Deborah with husband Tim is pioneering healthier employment relationships in the dairy sector having developed the Responsible Work Relationships ™ framework with an accompanying app, that can be used to record, report, and trigger resolution, of relationship issues on farm.

“The framework has the potential to build regenerative workforces that are less hierarchical and exploitative, help retain staff and build skills for people to stay in communities, maintain performance, keep school rolls stable, and build more robust businesses in climate change.”

Supported by the AGMARDT Scholarship as part of her Master’s in Health, Deborah will be working to validate the framework and progress the app, also working alongside Māori to ensure the system is appropriate and accepted.

She sees the framework as being a useful tool to support the Employment Relations Act 2000, under which employers are responsible for the health and safety of their workers – including their wellbeing and psychosocial health.

She says farming contracts can be a far more significant driver of fatigue and harm to people than government regulations, but better measurables of production-based pay for share and contract milking arrangements, can then be a source of powerful metrics.
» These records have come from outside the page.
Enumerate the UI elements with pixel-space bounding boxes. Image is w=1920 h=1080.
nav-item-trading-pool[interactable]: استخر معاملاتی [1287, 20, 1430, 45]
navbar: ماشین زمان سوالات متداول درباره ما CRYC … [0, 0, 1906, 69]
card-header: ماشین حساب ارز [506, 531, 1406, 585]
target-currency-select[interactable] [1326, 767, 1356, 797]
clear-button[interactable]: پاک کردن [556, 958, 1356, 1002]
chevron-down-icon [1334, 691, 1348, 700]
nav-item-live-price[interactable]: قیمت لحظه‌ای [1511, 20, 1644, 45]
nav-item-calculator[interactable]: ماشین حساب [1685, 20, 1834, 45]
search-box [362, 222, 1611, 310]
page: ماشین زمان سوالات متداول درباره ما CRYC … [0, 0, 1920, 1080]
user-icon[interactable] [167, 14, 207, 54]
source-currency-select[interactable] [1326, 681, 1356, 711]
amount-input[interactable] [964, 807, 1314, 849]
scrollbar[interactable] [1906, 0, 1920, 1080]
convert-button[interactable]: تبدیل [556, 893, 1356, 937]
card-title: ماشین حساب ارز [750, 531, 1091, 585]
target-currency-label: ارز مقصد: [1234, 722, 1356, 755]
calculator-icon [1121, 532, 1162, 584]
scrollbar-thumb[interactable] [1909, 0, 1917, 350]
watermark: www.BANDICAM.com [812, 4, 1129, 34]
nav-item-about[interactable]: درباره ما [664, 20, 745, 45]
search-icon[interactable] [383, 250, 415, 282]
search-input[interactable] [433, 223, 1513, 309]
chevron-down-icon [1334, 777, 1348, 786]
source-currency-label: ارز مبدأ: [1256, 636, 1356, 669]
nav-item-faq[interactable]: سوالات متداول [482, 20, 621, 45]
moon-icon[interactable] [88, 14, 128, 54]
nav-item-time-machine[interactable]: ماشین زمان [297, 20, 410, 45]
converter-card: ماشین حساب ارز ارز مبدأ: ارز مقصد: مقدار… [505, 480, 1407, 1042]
“Social and environmental metrics giving proof points of future food and fibre businesses will become imperatives for market approval of good, service and trade agreements.”

Deborah will also be using her Master’s in Health – Workplace Health and Safety study to better understand what type of leadership is needed to allow ‘common good action’ leaders to emerge and evolve in the dairy industry – and wider primary industry sector.

“Hierarchical structures can be an impediment to emerging leadership. When power is held, less leadership may be given, but common good action leaders achieve a lot because they understand the issues from the ground up.

“I have worked voluntarily for common good goals, and I know with responsible work relationships to restore our faith in humanity, means a long-term prosperous future for our primary industries.”